In other words, if we are to be daring conquerors of evil for Christ and in Christ, and boldly share His life-changing, soul-saving Gospel, we must conquer our fear of the devil, resist his threats, and boldly exercise hope in God that He will aid us in our efforts.

Timidity (an inordinate fear of any evil) is opposed to courage, fortitude, and perseverance.
St. Paul exhorted his spiritual protégé, Timothy, that the Holy Spirit that lived within this young disciple was no cowardly Spirit (see 2 Tm 1:7).
In other words, the Holy Spirit is not afraid of evil, and doesn’t fear the loss of worldly benefits, but rather lives in us and helps us resist its threats as we strive to overcome the world.
Indeed, “Whatever is born of God overcomes the world” (see 1 Jn 5:4).
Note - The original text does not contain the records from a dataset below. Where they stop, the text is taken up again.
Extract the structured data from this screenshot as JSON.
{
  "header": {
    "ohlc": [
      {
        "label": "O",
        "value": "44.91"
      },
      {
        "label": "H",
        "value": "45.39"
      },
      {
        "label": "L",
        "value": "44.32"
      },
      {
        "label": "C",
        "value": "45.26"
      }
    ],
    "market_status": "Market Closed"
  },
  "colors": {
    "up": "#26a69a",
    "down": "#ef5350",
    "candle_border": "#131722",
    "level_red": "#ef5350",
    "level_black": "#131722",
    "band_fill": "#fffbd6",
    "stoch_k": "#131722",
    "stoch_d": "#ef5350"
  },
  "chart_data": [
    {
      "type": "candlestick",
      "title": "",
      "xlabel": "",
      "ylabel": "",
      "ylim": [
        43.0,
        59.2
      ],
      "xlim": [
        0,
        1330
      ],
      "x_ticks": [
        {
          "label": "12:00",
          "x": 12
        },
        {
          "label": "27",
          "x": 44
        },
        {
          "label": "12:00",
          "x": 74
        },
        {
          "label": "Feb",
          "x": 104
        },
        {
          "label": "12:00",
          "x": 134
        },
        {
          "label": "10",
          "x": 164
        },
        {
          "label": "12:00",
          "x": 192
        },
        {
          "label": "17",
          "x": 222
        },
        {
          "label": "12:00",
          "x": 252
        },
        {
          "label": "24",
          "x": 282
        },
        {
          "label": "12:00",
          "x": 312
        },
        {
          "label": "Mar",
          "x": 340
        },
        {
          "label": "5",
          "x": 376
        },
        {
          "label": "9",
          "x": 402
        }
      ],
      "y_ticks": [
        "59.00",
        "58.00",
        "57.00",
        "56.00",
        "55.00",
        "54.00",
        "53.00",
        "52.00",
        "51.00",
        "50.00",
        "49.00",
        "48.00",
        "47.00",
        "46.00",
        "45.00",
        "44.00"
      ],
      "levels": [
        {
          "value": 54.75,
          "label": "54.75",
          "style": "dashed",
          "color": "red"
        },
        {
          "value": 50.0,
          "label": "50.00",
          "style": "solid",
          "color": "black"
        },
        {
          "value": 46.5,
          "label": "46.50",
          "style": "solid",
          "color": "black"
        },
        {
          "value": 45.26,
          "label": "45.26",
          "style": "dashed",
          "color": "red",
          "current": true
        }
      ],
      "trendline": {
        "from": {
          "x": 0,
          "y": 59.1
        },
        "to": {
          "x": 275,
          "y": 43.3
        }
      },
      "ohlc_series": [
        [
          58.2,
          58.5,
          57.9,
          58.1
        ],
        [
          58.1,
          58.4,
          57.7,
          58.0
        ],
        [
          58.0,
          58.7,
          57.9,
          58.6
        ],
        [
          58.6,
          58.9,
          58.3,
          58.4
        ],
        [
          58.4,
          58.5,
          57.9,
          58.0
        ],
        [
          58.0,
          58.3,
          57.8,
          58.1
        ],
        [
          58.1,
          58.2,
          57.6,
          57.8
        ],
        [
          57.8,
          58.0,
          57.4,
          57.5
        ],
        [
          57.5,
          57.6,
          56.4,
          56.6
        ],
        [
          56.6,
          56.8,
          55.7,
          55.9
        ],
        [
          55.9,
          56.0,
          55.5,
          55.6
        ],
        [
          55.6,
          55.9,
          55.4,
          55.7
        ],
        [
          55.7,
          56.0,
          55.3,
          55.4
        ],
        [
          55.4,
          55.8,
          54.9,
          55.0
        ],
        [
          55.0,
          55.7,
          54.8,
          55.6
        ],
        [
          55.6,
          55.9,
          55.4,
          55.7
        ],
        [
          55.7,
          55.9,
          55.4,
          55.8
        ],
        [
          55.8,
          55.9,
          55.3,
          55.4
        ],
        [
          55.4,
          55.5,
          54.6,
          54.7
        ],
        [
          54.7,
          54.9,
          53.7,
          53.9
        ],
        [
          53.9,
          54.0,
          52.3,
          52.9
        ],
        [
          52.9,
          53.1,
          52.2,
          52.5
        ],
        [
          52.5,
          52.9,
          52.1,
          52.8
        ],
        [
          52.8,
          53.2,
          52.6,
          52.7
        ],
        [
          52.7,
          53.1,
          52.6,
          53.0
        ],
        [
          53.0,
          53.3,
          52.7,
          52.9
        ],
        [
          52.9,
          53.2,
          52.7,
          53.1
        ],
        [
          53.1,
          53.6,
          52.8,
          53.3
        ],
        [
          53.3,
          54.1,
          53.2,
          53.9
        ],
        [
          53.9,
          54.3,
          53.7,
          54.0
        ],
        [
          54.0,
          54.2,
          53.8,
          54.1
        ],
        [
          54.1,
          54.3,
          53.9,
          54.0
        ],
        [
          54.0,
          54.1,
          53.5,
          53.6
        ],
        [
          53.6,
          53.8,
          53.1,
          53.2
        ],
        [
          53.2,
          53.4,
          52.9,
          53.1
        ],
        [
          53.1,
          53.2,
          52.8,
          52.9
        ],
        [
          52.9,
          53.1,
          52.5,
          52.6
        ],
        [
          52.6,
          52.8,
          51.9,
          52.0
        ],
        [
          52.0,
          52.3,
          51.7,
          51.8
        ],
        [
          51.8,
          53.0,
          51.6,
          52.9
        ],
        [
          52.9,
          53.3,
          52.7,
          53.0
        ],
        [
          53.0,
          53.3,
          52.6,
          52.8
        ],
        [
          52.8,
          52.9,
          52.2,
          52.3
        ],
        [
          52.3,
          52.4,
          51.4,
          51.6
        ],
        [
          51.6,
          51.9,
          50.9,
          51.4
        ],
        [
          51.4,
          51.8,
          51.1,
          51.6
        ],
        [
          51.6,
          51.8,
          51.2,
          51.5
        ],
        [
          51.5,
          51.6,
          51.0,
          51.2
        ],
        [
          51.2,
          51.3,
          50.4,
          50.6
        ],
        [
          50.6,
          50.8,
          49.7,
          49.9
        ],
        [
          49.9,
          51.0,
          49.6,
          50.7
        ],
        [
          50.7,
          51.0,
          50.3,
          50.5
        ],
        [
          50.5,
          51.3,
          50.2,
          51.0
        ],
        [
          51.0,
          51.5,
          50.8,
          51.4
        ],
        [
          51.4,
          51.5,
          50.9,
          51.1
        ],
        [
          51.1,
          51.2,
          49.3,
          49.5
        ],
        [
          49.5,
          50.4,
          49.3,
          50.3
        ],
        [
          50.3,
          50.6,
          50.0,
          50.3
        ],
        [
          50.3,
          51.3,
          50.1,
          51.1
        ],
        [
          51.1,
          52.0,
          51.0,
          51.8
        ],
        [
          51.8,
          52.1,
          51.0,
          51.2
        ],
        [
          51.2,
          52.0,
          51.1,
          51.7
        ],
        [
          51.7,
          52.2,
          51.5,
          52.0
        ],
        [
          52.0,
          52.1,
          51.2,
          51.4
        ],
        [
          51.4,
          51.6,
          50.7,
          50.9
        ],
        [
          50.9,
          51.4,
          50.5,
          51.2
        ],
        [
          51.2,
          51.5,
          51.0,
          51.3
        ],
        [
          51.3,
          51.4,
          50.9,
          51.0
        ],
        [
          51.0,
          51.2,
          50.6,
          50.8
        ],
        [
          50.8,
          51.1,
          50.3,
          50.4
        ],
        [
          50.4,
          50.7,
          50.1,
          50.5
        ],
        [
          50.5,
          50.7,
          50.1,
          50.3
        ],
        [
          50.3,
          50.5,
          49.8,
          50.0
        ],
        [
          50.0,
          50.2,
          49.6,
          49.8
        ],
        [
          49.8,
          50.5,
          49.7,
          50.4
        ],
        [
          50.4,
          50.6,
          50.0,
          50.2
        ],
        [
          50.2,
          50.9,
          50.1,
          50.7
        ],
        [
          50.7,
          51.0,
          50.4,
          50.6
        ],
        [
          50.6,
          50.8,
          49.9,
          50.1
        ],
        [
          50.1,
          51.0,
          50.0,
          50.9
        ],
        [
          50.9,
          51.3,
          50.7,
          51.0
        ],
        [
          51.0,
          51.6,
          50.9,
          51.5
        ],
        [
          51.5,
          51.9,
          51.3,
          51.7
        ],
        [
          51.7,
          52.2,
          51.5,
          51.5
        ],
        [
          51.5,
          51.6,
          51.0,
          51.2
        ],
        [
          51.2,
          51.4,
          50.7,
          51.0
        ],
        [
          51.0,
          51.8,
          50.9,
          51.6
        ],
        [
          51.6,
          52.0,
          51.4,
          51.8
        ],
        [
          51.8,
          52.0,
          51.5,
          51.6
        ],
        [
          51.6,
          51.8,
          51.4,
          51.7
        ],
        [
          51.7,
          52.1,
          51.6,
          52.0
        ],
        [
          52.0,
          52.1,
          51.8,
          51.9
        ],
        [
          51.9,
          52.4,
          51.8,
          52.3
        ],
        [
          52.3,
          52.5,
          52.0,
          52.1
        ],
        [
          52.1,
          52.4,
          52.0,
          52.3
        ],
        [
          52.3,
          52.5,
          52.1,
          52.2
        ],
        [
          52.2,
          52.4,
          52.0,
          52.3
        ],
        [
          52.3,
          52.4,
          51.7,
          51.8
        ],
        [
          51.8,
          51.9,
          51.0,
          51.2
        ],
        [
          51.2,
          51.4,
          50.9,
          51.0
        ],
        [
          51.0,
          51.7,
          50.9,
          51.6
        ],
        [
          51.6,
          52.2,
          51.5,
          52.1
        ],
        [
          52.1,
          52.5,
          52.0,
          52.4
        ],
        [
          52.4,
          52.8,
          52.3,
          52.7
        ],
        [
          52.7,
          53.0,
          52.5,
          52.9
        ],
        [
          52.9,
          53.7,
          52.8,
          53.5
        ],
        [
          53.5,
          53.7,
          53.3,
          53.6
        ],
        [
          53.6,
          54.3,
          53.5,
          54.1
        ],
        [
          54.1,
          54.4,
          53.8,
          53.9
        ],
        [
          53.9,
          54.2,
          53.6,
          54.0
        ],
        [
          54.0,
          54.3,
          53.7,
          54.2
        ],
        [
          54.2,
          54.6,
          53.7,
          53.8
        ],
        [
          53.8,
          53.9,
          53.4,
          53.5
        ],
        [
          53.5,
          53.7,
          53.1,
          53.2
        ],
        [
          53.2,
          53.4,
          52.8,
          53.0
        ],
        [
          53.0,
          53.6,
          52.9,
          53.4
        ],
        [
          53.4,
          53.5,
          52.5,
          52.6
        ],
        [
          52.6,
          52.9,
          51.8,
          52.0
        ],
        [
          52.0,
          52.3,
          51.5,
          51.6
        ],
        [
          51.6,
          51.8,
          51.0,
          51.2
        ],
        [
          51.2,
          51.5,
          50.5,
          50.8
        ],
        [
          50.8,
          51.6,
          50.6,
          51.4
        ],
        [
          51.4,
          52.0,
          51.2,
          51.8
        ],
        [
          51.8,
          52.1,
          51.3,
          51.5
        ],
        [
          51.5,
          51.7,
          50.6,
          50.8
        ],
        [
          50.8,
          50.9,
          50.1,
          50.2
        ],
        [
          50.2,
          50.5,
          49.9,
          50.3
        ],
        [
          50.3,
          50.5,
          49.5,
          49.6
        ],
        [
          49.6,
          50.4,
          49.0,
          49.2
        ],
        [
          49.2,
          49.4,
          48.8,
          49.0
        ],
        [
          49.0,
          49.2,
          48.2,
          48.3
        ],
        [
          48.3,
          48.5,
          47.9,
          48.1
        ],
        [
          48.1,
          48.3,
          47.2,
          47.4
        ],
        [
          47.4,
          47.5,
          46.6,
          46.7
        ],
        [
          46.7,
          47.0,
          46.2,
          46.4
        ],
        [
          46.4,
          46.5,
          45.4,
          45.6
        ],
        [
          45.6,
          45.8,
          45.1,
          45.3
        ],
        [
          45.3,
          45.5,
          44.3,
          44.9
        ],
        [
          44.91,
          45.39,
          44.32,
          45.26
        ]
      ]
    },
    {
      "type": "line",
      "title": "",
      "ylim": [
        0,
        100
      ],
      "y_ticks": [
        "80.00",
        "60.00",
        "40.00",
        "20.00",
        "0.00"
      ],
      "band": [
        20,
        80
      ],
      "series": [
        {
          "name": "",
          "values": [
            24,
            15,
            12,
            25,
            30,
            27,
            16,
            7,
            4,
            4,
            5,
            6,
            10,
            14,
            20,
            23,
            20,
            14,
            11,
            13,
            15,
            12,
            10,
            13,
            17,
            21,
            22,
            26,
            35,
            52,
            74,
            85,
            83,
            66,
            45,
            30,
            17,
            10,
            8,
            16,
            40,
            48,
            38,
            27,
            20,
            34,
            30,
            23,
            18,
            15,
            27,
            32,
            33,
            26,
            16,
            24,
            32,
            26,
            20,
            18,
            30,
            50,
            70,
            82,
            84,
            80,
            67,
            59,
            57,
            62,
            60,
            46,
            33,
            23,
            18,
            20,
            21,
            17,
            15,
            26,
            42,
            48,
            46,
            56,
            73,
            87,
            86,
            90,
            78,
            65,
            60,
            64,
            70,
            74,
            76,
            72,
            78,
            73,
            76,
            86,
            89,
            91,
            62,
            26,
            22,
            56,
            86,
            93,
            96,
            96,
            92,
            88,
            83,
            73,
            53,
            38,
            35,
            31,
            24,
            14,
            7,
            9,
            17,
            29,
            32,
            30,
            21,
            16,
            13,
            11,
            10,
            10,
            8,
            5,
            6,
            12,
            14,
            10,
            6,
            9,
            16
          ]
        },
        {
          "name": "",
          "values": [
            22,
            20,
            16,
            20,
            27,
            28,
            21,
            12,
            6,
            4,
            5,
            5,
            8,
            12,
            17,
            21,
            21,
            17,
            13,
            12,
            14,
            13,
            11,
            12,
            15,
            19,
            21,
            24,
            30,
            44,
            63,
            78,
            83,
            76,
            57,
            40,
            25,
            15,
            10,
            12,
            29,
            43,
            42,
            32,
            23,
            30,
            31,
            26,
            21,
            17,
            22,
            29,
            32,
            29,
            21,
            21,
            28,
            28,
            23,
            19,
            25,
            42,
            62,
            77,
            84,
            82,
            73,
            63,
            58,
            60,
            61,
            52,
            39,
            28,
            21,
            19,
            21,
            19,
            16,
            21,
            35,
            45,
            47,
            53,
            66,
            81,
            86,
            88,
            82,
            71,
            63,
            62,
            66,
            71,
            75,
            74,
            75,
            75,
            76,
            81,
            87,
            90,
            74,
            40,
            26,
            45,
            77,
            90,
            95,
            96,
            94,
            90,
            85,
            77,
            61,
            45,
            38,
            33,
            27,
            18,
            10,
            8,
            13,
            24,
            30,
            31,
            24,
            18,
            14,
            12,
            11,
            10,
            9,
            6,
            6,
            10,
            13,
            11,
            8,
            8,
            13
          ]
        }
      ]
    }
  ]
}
One of the chief reasons why worldly fear is so insidious is that it removes us from the reality that we are sons of God the Father in Jesus Christ.
It gradually conditions us to believe that we are alone, abandoned, and have no help.
By living in fear, we are no longer capable of living in right relationship with reality.
We live in an unreal world of imaginary fears that are not rooted in God’s truth.
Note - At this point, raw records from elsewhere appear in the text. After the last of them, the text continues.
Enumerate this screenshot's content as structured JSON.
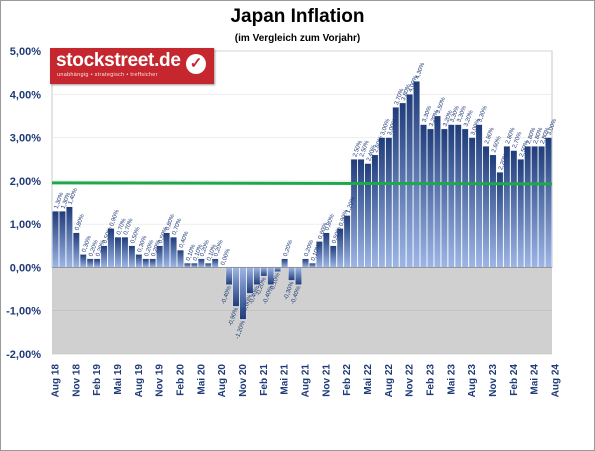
{
  "chart_data": {
    "type": "bar",
    "title": "Japan Inflation",
    "subtitle": "(im Vergleich zum Vorjahr)",
    "ylim": [
      -2,
      5
    ],
    "yticks": [
      "-2,00%",
      "-1,00%",
      "0,00%",
      "1,00%",
      "2,00%",
      "3,00%",
      "4,00%",
      "5,00%"
    ],
    "xticks": [
      "Aug 18",
      "Nov 18",
      "Feb 19",
      "Mai 19",
      "Aug 19",
      "Nov 19",
      "Feb 20",
      "Mai 20",
      "Aug 20",
      "Nov 20",
      "Feb 21",
      "Mai 21",
      "Aug 21",
      "Nov 21",
      "Feb 22",
      "Mai 22",
      "Aug 22",
      "Nov 22",
      "Feb 23",
      "Mai 23",
      "Aug 23",
      "Nov 23",
      "Feb 24",
      "Mai 24",
      "Aug 24"
    ],
    "target_line": 2.0,
    "series": [
      {
        "values": [
          1.3,
          1.3,
          1.4,
          0.8,
          0.3,
          0.2,
          0.2,
          0.5,
          0.9,
          0.7,
          0.7,
          0.5,
          0.3,
          0.2,
          0.2,
          0.5,
          0.8,
          0.7,
          0.4,
          0.1,
          0.1,
          0.2,
          0.1,
          0.2,
          0.0,
          -0.4,
          -0.9,
          -1.2,
          -0.6,
          -0.4,
          -0.2,
          -0.4,
          -0.1,
          0.2,
          -0.3,
          -0.4,
          0.2,
          0.1,
          0.6,
          0.8,
          0.5,
          0.9,
          1.2,
          2.5,
          2.5,
          2.4,
          2.6,
          3.0,
          3.0,
          3.7,
          3.8,
          4.0,
          4.3,
          3.3,
          3.2,
          3.5,
          3.2,
          3.3,
          3.3,
          3.2,
          3.0,
          3.3,
          2.8,
          2.6,
          2.2,
          2.8,
          2.7,
          2.5,
          2.8,
          2.8,
          2.8,
          3.0
        ],
        "labels": [
          "1,30%",
          "1,30%",
          "1,40%",
          "0,80%",
          "0,30%",
          "0,20%",
          "0,20%",
          "0,50%",
          "0,90%",
          "0,70%",
          "0,70%",
          "0,50%",
          "0,30%",
          "0,20%",
          "0,20%",
          "0,50%",
          "0,80%",
          "0,70%",
          "0,40%",
          "0,10%",
          "0,10%",
          "0,20%",
          "0,10%",
          "0,20%",
          "0,00%",
          "-0,40%",
          "-0,90%",
          "-1,20%",
          "-0,60%",
          "-0,40%",
          "-0,20%",
          "-0,40%",
          "-0,10%",
          "0,20%",
          "-0,30%",
          "-0,40%",
          "0,20%",
          "0,10%",
          "0,60%",
          "0,80%",
          "0,50%",
          "0,90%",
          "1,20%",
          "2,50%",
          "2,50%",
          "2,40%",
          "2,60%",
          "3,00%",
          "3,00%",
          "3,70%",
          "3,80%",
          "4,00%",
          "4,30%",
          "3,30%",
          "3,20%",
          "3,50%",
          "3,20%",
          "3,30%",
          "3,30%",
          "3,20%",
          "3,00%",
          "3,30%",
          "2,80%",
          "2,60%",
          "2,20%",
          "2,80%",
          "2,70%",
          "2,50%",
          "2,80%",
          "2,80%",
          "2,80%",
          "3,00%"
        ]
      }
    ],
    "colors": {
      "bar_top": "#1f3c7a",
      "bar_bottom": "#9db6e6",
      "plot_positive": "#ffffff",
      "plot_negative": "#d0d0d0",
      "target": "#1fa84a",
      "axis_text": "#1f3a78"
    }
  },
  "logo": {
    "name": "stockstreet.de",
    "tagline": "unabhängig • strategisch • treffsicher",
    "check": "✓"
  }
}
Living in the fear of the future, also called forecasting by psychologists, can have debilitating effects and harmful consequences for your health, your freedom, your mental wellness, your relationships, and your self-confidence.
Forecasting binds us in timidity and restrains us from living in the freedom of the Holy Spirit.

St. Thomas tells us,

“It belongs to a brave man to expose himself to danger or death for the sake of the good. But to die to escape poverty, lust, or that which is disagreeable is cowardice.”10

He continues,

“It is natural for a man to shrink from detriment to his own body and loss of worldly goods, but to forsake justice on that account is contrary to reason.”
In other words, to sin is far worse than to suffer.

Test yourself.
Where do you lack hope, perseverance, and courage?
Do you lack perseverance in your marriage?
Do you lack real hope in your occupation or your spiritual endeavors?
Have you lost the courage to be a bold example of Christ’s love?
Determine the areas of your life where you lack hope and sense that discouragement and despair are taking over.
It is precisely in those areas that the devil is instilling fear and attempting to rob you of the courage and fortitude needed to take the prudential risks that will enable you to forge, or reforge, relationships that will build the Kingdom of God.


Excerpt from InterFEARence, Devin Schadt
2 https://www.psychologytoday.com/us/blog/smashing-the-brainblocks/201511/7-things-you-need-know-about-fear
3 Summa Theologiae: The Gift of Fear (Secunda Secundae partis, Q.19)
9 Summa Theologiae: Fear (Secunda Secundae partis, Q.125)
10 To die to escape poverty, or lust or anything disagreeable means to seek a false way out of the difficult situation. St. Thomas is referring to the physical escape of situation by means of committing suicide, or possible the spiritual escape by avoid the confrontation of evil with holding fast to the good.